If you use an AI coding agent to help write content — whether that is GitHub Copilot, Claude Code, Cursor, Windsurf, or another tool — you can improve the results by giving the agent context about how aphid sites work. This page provides a ready-made instruction block you can drop into your project.
Most agent systems support some form of project-level instructions: a markdown file in the repository that the agent reads automatically. The exact file and location varies:
| Tool | File | Location |
| GitHub Copilot | copilot-instructions.md | .github/ |
| Claude Code | CLAUDE.md | project root |
| Cursor | .cursorrules | project root |
| Windsurf | .windsurfrules | project root |
| Aider | .aider.conf.yml | project root |
Check your tool's documentation for the precise format. The guidance below is written as plain markdown that you can paste into whichever file your tool expects.
Instructions
Copy the block below into your tool's project-level instruction file:
This project is a static site built with aphid.
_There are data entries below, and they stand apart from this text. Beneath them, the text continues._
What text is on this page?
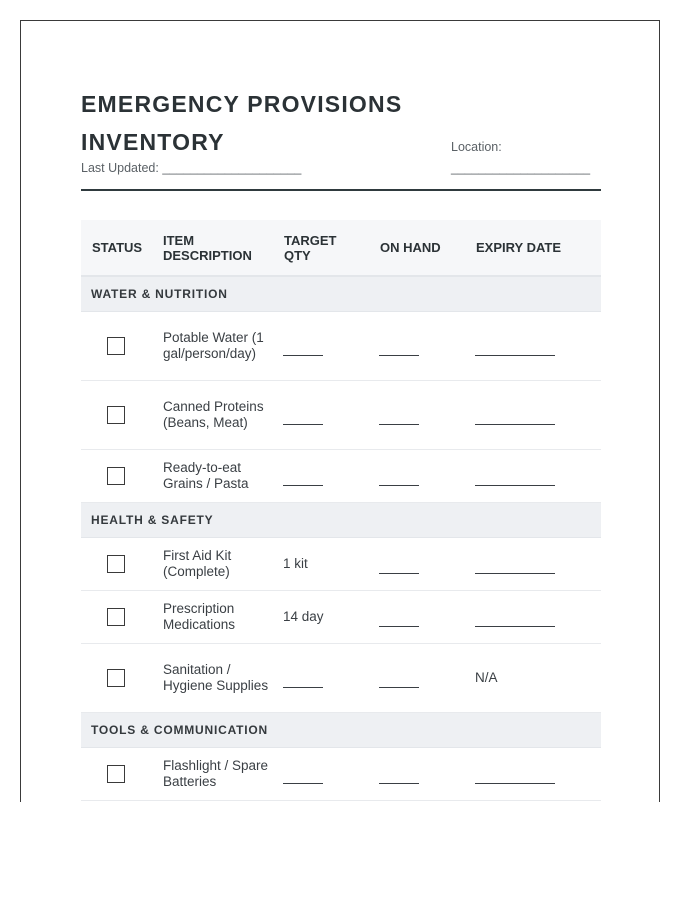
EMERGENCY PROVISIONS INVENTORY
Last Updated: ____________________
Location:
____________________
STATUS	ITEM DESCRIPTION	TARGET QTY	ON HAND	EXPIRY DATE
WATER & NUTRITION				

	Potable Water (1 gal/person/day)			

	Canned Proteins (Beans, Meat)			

	Ready-to-eat Grains / Pasta			
HEALTH & SAFETY				

	First Aid Kit (Complete)	1 kit		

	Prescription Medications	14 day		

	Sanitation / Hygiene Supplies			N/A
TOOLS & COMMUNICATION				

	Flashlight / Spare Batteries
Content lives under `content/` in three
subdirectories:
- `content/blog/` — dated blog posts
- `content/wiki/` — reference/wiki pages
- `content/pages/` — standalone pages (About, Contact, etc.)
Every content file is Markdown with YAML frontmatter delimited by `---`.
## Blog posts (`content/blog/`)
Required frontmatter: `title`, `slug`, `author`, `created` (YYYY-MM-DD).
Optional: `updated`, `image`, `description`, `tags` (list of strings).
The slug must be unique across all content. Use lowercase words separated by hyphens.
Filename pattern: `YYYY-MM-DD_slug.md`. Posts live at `/blog/<slug>/`.
## Wiki pages (`content/wiki/`)
All frontmatter fields are optional: `title`, `category`, `created`, `updated`, `tags`.
If `title` is omitted the filename stem is used. `category` groups pages on the wiki index.
Wiki pages live at `/wiki/<stem>/`.
## Standalone pages (`content/pages/`)
Required frontmatter: `title`. Optional: `order` (sort position in nav, lower = earlier).
Pages live at `/<stem>/`.
## Heading rules
The page title comes from frontmatter and is rendered as `<h1>` by the template. The markdown
pipeline shifts all heading levels up by one, so:
- Use `#` for top-level sections (becomes `<h2>`)
- Use `##` for subsections (becomes `<h3>`), and so on
- Never use `#` for the page title — that comes from frontmatter
## Wiki-links
Cross-link to any other page with `[[page-slug]]` or `[[page-slug|Display text]]`. The slug
is the filename without the `.md` extension. Wiki-links resolve across blog, wiki, and pages —
any slug that exists anywhere in `content/` is a valid target. Check what pages exist before
linking.
## Images and static files
Place files in `static/` and reference them with absolute paths:
``.
## Supported markdown extensions
Tables, strikethrough (`~~text~~`), task lists (`- [x]`), footnotes (`[^1]`), and fenced code
blocks with syntax highlighting (specify the language after the opening fence).
## Writing style
- Blog posts: open with a concise introduction, use `#` sections, link to wiki pages where
relevant, keep `description` to one or two sentences.
- Wiki pages: neutral reference tone, start with a summary paragraph, cross-link liberally.
- Keep content files focused — if a topic grows large, split it into its own page and link.